Resumen:
Today, programming courses are essential at the university level because they allow
students to develop the skills to apply or create new computer technologies, in
addition to oral and written language, computing and mathematical skills. However,
according to various studies, students often have difficulties during the coding
process, one of the factors is the interpretation of compiler error messages, which
by not fully understanding them either due to the language and its structure, can
frustrate or discourage them. The difficulty in interpretation is because a specific
error can produce different compiler messages depending on the context of the
program code.
This problem has been addressed using different approaches, on the one
hand, those that propose repairing the code and on the other, those that make the
compiler error messages more understandable.
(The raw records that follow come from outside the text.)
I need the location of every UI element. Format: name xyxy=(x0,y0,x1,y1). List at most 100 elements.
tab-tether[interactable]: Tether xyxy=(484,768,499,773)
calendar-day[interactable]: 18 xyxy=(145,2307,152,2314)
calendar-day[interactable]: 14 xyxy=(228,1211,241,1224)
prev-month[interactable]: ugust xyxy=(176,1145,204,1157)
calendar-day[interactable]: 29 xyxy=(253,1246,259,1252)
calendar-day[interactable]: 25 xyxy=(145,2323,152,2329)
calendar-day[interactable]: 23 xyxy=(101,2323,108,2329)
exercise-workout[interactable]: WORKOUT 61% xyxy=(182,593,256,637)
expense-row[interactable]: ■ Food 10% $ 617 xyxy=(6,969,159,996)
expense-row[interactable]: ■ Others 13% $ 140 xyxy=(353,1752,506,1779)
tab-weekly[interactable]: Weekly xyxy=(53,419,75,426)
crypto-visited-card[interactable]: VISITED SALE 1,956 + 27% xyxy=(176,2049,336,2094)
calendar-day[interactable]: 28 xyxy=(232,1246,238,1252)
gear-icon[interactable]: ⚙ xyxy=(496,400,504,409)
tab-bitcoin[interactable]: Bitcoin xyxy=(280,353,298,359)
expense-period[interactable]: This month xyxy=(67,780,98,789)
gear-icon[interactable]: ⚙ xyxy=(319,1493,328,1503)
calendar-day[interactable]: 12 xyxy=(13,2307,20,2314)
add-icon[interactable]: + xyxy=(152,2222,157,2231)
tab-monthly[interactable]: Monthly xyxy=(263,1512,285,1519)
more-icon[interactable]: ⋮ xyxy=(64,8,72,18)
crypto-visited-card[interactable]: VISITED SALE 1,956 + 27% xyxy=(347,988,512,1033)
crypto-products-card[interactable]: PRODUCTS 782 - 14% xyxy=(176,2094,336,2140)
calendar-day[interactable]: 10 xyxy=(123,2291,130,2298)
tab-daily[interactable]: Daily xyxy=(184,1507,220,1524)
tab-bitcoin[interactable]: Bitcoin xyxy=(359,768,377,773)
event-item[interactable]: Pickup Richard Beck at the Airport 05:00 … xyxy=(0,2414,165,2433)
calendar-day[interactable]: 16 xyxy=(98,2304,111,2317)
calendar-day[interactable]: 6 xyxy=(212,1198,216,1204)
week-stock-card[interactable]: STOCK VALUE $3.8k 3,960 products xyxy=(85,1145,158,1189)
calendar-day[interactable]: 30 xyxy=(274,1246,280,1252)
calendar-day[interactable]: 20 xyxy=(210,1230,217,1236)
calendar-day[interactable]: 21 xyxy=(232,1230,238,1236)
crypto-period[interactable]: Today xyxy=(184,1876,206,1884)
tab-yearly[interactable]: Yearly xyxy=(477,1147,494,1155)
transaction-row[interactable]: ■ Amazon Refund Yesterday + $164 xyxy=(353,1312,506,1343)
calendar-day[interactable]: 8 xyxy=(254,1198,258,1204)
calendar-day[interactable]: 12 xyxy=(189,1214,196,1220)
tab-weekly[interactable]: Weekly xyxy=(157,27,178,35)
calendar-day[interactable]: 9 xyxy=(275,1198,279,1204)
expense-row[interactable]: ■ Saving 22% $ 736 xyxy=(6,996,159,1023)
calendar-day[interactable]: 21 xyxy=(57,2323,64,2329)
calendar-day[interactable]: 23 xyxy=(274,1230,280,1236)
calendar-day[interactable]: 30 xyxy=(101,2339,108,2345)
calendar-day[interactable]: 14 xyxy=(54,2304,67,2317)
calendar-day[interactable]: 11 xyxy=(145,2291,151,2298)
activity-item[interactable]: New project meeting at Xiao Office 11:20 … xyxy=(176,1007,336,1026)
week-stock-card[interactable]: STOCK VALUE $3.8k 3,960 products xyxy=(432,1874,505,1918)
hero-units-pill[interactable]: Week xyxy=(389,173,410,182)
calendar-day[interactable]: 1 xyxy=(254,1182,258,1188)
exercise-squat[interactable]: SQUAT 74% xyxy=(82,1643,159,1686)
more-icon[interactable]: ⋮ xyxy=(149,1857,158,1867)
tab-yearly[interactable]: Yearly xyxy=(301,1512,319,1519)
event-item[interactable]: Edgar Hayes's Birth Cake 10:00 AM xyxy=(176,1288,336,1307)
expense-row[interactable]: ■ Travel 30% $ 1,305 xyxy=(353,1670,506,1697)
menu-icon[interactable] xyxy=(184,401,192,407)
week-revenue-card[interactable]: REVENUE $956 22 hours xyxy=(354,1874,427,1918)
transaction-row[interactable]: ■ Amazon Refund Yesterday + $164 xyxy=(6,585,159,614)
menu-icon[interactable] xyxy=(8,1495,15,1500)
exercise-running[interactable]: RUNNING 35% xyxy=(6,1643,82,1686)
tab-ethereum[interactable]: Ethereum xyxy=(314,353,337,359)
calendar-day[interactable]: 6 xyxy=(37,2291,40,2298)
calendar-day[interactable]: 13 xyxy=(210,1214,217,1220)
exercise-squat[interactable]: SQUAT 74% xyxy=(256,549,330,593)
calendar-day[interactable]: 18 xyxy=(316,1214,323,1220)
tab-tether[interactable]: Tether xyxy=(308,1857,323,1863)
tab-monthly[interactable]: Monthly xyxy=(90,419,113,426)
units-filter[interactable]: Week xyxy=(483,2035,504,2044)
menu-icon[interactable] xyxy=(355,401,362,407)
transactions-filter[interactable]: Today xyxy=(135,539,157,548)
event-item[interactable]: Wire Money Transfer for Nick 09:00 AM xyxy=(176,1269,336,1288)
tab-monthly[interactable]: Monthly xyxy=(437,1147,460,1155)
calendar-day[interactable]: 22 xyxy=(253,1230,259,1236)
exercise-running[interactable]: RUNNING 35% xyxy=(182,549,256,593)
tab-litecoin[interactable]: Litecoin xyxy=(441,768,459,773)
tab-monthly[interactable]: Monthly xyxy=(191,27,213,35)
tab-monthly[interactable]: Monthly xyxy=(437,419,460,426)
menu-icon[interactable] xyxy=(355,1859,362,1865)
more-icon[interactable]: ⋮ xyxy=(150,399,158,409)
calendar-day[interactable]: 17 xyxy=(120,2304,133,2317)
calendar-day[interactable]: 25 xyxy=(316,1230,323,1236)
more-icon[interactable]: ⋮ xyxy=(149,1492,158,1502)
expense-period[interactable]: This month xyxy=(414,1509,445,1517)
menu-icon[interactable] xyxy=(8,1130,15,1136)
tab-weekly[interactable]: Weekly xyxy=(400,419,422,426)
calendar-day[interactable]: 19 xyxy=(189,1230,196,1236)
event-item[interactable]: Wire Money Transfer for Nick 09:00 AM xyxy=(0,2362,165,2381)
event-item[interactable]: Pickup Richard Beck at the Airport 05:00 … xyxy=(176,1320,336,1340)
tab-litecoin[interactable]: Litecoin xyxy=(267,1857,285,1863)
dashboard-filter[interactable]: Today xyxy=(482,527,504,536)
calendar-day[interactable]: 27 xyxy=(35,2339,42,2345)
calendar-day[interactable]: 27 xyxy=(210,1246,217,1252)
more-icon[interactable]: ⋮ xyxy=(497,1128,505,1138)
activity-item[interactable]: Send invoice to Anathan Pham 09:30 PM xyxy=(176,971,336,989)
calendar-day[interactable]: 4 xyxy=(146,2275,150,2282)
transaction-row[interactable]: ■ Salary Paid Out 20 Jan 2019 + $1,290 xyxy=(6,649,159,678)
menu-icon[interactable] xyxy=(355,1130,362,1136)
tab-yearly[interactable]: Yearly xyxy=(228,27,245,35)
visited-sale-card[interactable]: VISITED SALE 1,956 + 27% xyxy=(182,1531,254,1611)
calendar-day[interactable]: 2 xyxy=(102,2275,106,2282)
In this work, error-based learning is considered and instead of fixing errors in
the code, compiler error messages are used to provide feedback on syntax errors to
programming students. The feedback consists of four components: a translation of
the message into Spanish, syntax information about the language element, the
relationship of the error to possible causes, and the topic to be reviewed.
The information provided is intended to help students understand the error so
they can rewrite the code and compile it correctly. To achieve this goal, a supervised
learning predictive model was built whose function is to predict the syntax error
according to the compiler error message. The corpus or set of documents was
generated through a process of injecting errors into model programs, subsequently
labeled according to the type of syntax error. The machine learning algorithms used
were Decision Tree, Support Vector Machine, Random Forest, Multi-layer
Perceptron and K-Nearest Neighbors, trained with 80% of the corpus and evaluated with the remaining 20%, achieving an accuracy greater than 90% for make new predictions and subsequently give feedback.